Meinung
Teilweise sonnig
Im Rahmen unserer verhaltenen Wirtschaftsentwicklung erlebt die Roboterbranche – deren Hersteller, Ausrüster, Softwareschmieden, Integratoren – eine Art Sonderkonjunktur. Die Branche läuft wie geschmiert.
Weit mehr als 2,6 Millionen Roboter sind seit Beginn des industriellen Einsatzes um 1970 verkauft worden – und mehr als die Hälfte werkelt noch vor sich hin. Bei der Dauerhaftigkeit dieser Systeme ist es dennoch bemerkenswert, dass der Verkauf weiter steigen wird. So wird für 2013 ein neuer Rekordabsatz gemeldet: plus zwölf Prozent verglichen zu 2012. Das bedeutet nicht ganz 180.000 Robotereinheiten.
Ein etwas tieferer Blick in die Zahlen offenbart, dass Asien die Werkbank der Welt bleibt. Die Asiaten standen für 55 Prozent der weltweiten Käufe und setzten sich mit einer Wachstumsrate von 17 Prozent doch recht einsam an die Spitze, berichtet der Branchenverband IFR. Verglichen dazu rangieren Amerika (plus acht Prozent) und Europa mit einem Zuwachs von fünf Prozent weit hinten. Bei den Vereinigten Staaten macht sich hier die offensichtliche Reindustrialisierung bemerkbar. Dass Europa ordentlich hinterherhinkt, liegt mehr oder weniger an den unbewältigten Finanzkrisen in den Industrieländern Frankreich, Italien und Spanien. Hier wird sich wohl mit dem angekündigten Wiedererstarken ein Nachholbedarf entwickeln können.
Spannend ist aber nicht allein die Zahl der Installationen, sondern die Dichte der Roboter im Verhältnis der Arbeitsplätze. Maßstab sind 10.000 Industriearbeitsplätze. Und da liegt nicht China vorne, wie vielleicht erwartet wurde. Spitzenreiter war 2013 Südkorea mit einer Menge von 437 Installationen auf 10.000 Mitarbeiter. Japan mit seinen lange Jahre anhaltenden konjunkturellen Problemen meldete einen Rückgang auf 323 Roboter – Deutschland schwang sich auf eine Population von 282 Einheiten hoch, die USA und Taiwan melden 152 respektive 142.
Dass diese Zahlen nur eine Zwischenstufe darstellen, ist allen klar. In Japan geht man von einer Verdoppelung bis 2020 aus.

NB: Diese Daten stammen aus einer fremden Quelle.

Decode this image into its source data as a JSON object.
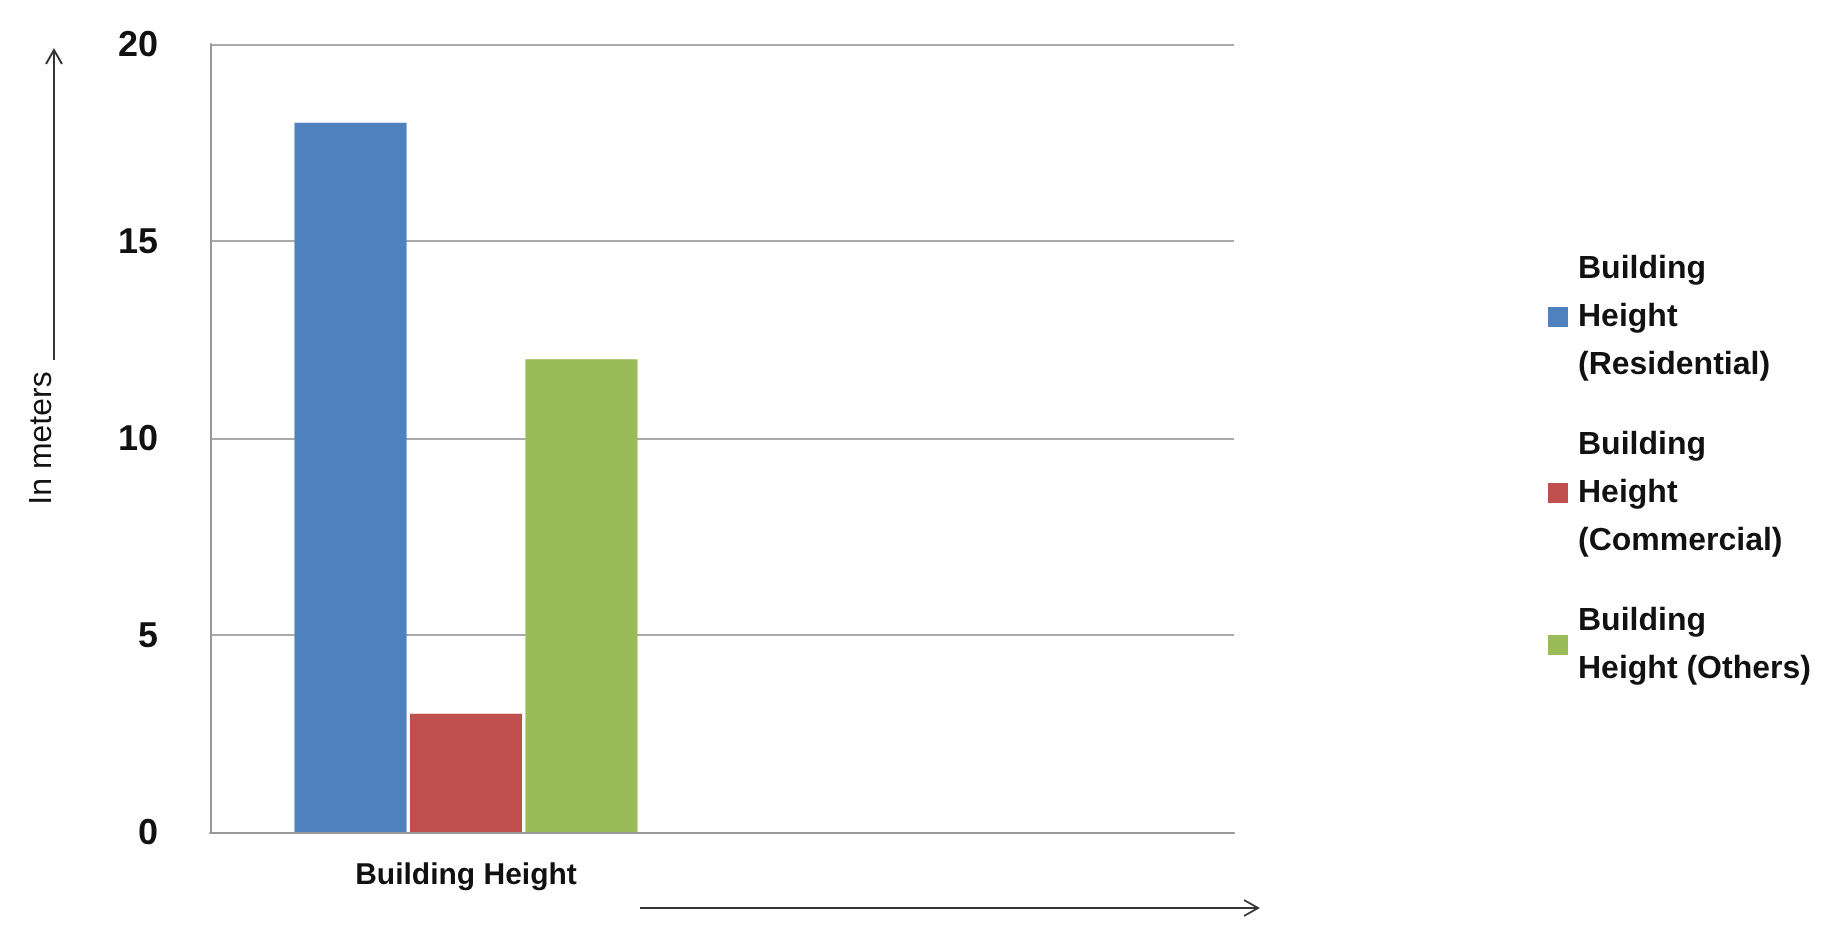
{
  "chart_data": {
    "type": "bar",
    "ylabel": "In meters",
    "categories": [
      "Building Height",
      null
    ],
    "series": [
      {
        "name": "Building Height (Residential)",
        "color": "#4f81bd",
        "values": [
          18,
          null
        ]
      },
      {
        "name": "Building Height (Commercial)",
        "color": "#c0504d",
        "values": [
          3,
          null
        ]
      },
      {
        "name": "Building Height (Others)",
        "color": "#9bbb59",
        "values": [
          12,
          null
        ]
      }
    ],
    "ylim": [
      0,
      20
    ],
    "yticks": [
      0,
      5,
      10,
      15,
      20
    ],
    "grid": "y",
    "legend": "right"
  }
}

So ähnlich wird es wohl auch bei uns kommen, vor allem wenn die Mensch-Roboter-Kooperation die Praxis erreicht hat.
Das sind die wirtschaftlich sonnigen Aussichten für den Augenblick. Und Europa soll sich nächstes Jahr auch wieder aufrappeln, glauben die Auguren ganz fest.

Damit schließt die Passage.